ÉPIDAURE - 1972
Ancient Epidauros, Palaia Epidavros, Épidaure
Αρχαιολογικό Κτηματολόγιο
Sites archéologiques :Αρχαία Επίδαυρος, Αργολίδα
Zones protégées :
Αρχαία Επίδαυρος, Αργολίδα, Ζώνη Α
Épidaure. — Les vestiges antiques de la cité même d'Épidaure, éclipsés par ceux du sanctuaire d'Asclépios, n'avaient jusque-là fait l'objet d'aucune recherche systématique et nos connaissances sur la topographie et les monuments de la ville reposaient presque uniquement sur les textes. Les projets, en cours d'étude, pour la construction d'importantes installations portuaires, ont amené le Service archéologique à constituer un dossier photographique. L'effort a porté principalement sur les vestiges immergés, dont l'existence avait été signalée déjà au XIXe siècle. Grâce à la collaboration de M. Julian Whittlesey, des vues aériennes, prises d'un ballon en 1971, ont permis de repérer avec précision les restes du port antique (fig. 99), ainsi que plusieurs bâtiments, immergés (fig. 100 et 101) ou situés sur la terre ferme. Signalons également la trouvaille fortuite d'une borne de l'agora (fig. 102). ArchAnAth 5 (1972), p. 186-199.
Mais la plus importante découverte avait été faite quelques mois auparavant par Mme . En septembre 1970, en effet, elle avait identifié le site du théâtre, dont personne n'avait jamais fait mention, en repérant un des gradins supérieurs dans l'olivaie de M. Chr.

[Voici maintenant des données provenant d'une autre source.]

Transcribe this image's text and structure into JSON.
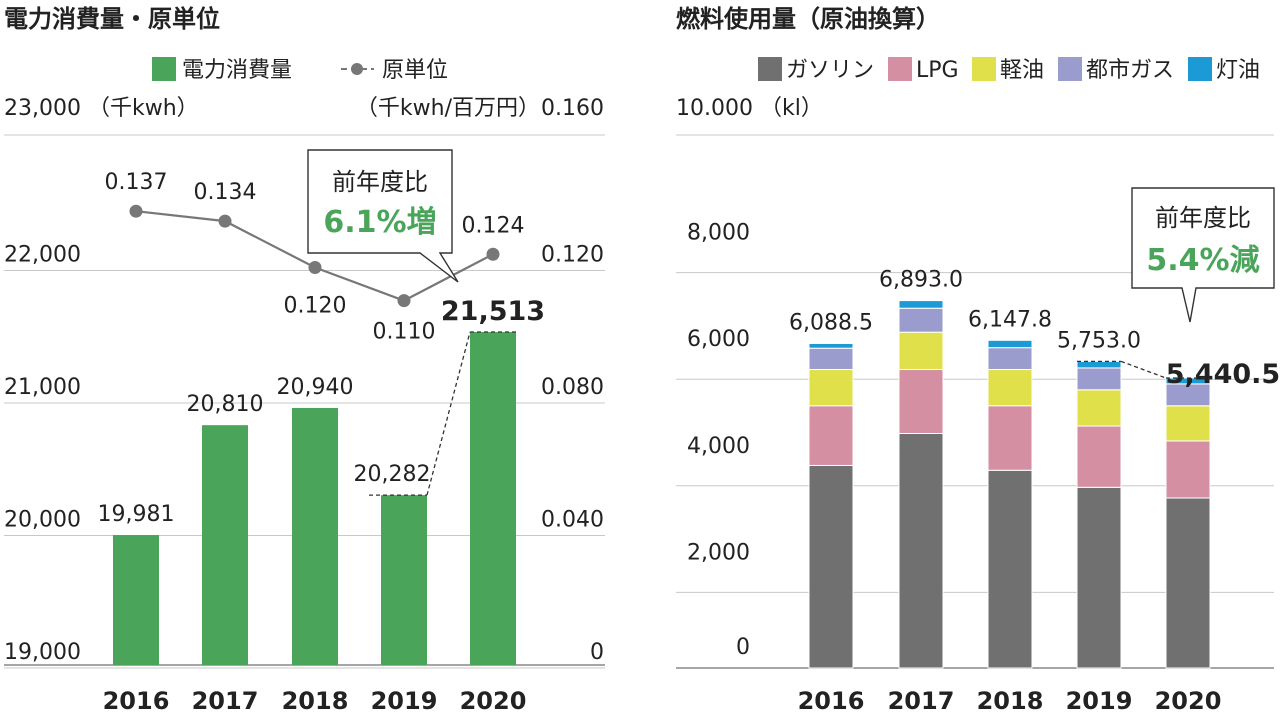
{
  "chart_data": [
    {
      "type": "bar+line",
      "title": "電力消費量・原単位",
      "legend": [
        {
          "label": "電力消費量",
          "kind": "bar",
          "color": "#4aa55a"
        },
        {
          "label": "原単位",
          "kind": "line",
          "color": "#777777"
        }
      ],
      "left_axis": {
        "unit": "（千kwh）",
        "ylim": [
          19000,
          23000
        ],
        "ticks": [
          "19,000",
          "20,000",
          "21,000",
          "22,000",
          "23,000"
        ]
      },
      "right_axis": {
        "unit": "（千kwh/百万円）",
        "ylim": [
          0,
          0.16
        ],
        "ticks": [
          "0",
          "0.040",
          "0.080",
          "0.120",
          "0.160"
        ]
      },
      "categories": [
        "2016",
        "2017",
        "2018",
        "2019",
        "2020"
      ],
      "series": [
        {
          "name": "電力消費量",
          "values": [
            19981,
            20810,
            20940,
            20282,
            21513
          ],
          "labels": [
            "19,981",
            "20,810",
            "20,940",
            "20,282",
            "21,513"
          ]
        },
        {
          "name": "原単位",
          "values": [
            0.137,
            0.134,
            0.12,
            0.11,
            0.124
          ],
          "labels": [
            "0.137",
            "0.134",
            "0.120",
            "0.110",
            "0.124"
          ]
        }
      ],
      "callout": {
        "line1": "前年度比",
        "line2": "6.1%増",
        "color": "#4aa55a"
      }
    },
    {
      "type": "stacked-bar",
      "title": "燃料使用量（原油換算）",
      "legend_items": [
        {
          "label": "ガソリン",
          "color": "#707070"
        },
        {
          "label": "LPG",
          "color": "#d48fa2"
        },
        {
          "label": "軽油",
          "color": "#dfe04a"
        },
        {
          "label": "都市ガス",
          "color": "#9a9ccd"
        },
        {
          "label": "灯油",
          "color": "#1b9ad6"
        }
      ],
      "y_axis": {
        "unit": "（kl）",
        "top_label": "10.000",
        "ylim": [
          0,
          10000
        ],
        "ticks": [
          "0",
          "2,000",
          "4,000",
          "6,000",
          "8,000"
        ]
      },
      "categories": [
        "2016",
        "2017",
        "2018",
        "2019",
        "2020"
      ],
      "series": [
        {
          "name": "ガソリン",
          "values": [
            3800,
            4400,
            3710,
            3390,
            3190
          ]
        },
        {
          "name": "LPG",
          "values": [
            1120,
            1200,
            1210,
            1150,
            1070
          ]
        },
        {
          "name": "軽油",
          "values": [
            680,
            700,
            680,
            680,
            660
          ]
        },
        {
          "name": "都市ガス",
          "values": [
            400,
            450,
            410,
            410,
            410
          ]
        },
        {
          "name": "灯油",
          "values": [
            88.5,
            143.0,
            137.8,
            123.0,
            110.5
          ]
        }
      ],
      "totals": [
        "6,088.5",
        "6,893.0",
        "6,147.8",
        "5,753.0",
        "5,440.5"
      ],
      "callout": {
        "line1": "前年度比",
        "line2": "5.4%減",
        "color": "#4aa55a"
      }
    }
  ]
}
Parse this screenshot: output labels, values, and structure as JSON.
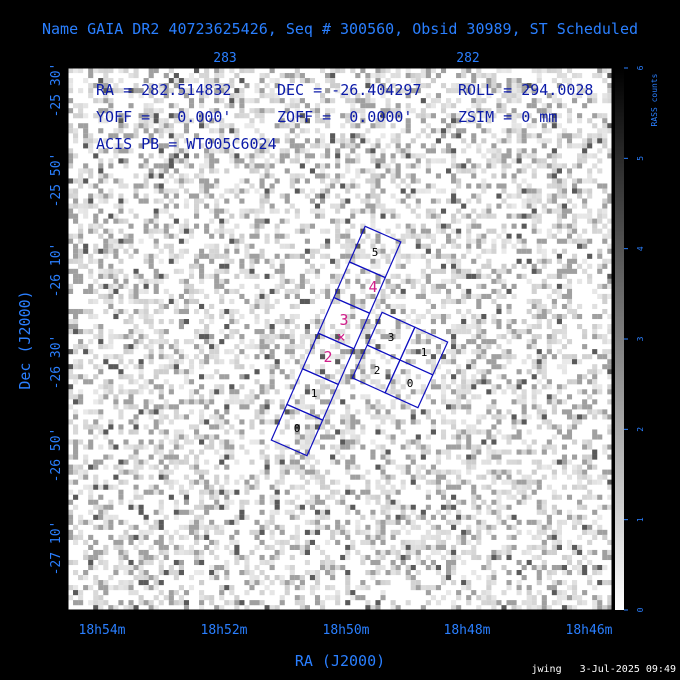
{
  "title": "Name GAIA DR2 40723625426, Seq # 300560, Obsid 30989, ST Scheduled",
  "info": [
    "RA = 282.514832",
    "DEC = -26.404297",
    "ROLL = 294.0028",
    "YOFF =   0.000'",
    "ZOFF =  0.0000'",
    "ZSIM = 0 mm",
    "ACIS PB = WT005C6024"
  ],
  "top_axis": [
    "283",
    "282"
  ],
  "left_axis": [
    "-25 30'",
    "-25 50'",
    "-26 10'",
    "-26 30'",
    "-26 50'",
    "-27 10'"
  ],
  "bottom_axis": [
    "18h54m",
    "18h52m",
    "18h50m",
    "18h48m",
    "18h46m"
  ],
  "x_axis_title": "RA (J2000)",
  "y_axis_title": "Dec (J2000)",
  "colorbar": {
    "label": "RASS counts",
    "ticks": [
      0,
      1,
      2,
      3,
      4,
      5,
      6
    ]
  },
  "s_chips": [
    "0",
    "1",
    "5"
  ],
  "s_chips_highlight": [
    "2",
    "3",
    "4"
  ],
  "i_chips": [
    "3",
    "1",
    "2",
    "0"
  ],
  "marker": "×",
  "footer": "jwing   3-Jul-2025 09:49"
}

Zapheiros, sur le versant occidental d'une des collines de la presqu'île (fig. 103). Dans son état actuel, il date du milieu du IVe siècle av. J.-C. Les gradins, taillés dans des blocs de calcaire local, avec des réparations en pôros (fig. 104-106), sont posés sur un lit de pierres sèches et de terre, qui reste visible entre les rangées. Les degrés sont en pôros ; l'usure qu'ils présentent atteste une longue utilisation. On peut dès à présent estimer à cinq ou six mille places la capacité de ce théâtre, avec ses dix kerkides de dix-huit rangées, compte tenu des spectateurs qui pouvaient s'installer sur la pente, au-dessus du diazôma. Des noms sont gravés sur les fauteuils de la proédrie et sur les gradins (fig. 107 et 108), accompagnés parfois d'un titre : φρουροί, δαμιουργοί, ἱαρεύς. Beaucoup de ces personnages sont connus.
L'orchestra n'a pas été entièrement dégagée, mais les déblais ont livré des lampes, des instruments de bronze, des monnaies, un fragment de vase avec une inscription peinte de la fin du VIIIe ou du début du VIIe siècle (interprétation difficile : peut-être une dédicace), le buste d'une statuette d'Aphrodite.
Près du mur Sud d'analemma, les fondations en pôros d'une tholos du IVe siècle av. J.-C. ont été mises au jour.
Mme pense que les sanctuaires de Dionysos, Asclépios et Athéna Kissaia doivent être localisés à proximité et que le stade était situé dans la dépression qui sépare les deux collines (cf. fig. 103). ArchAnAth 5 (1972), p. 347-358.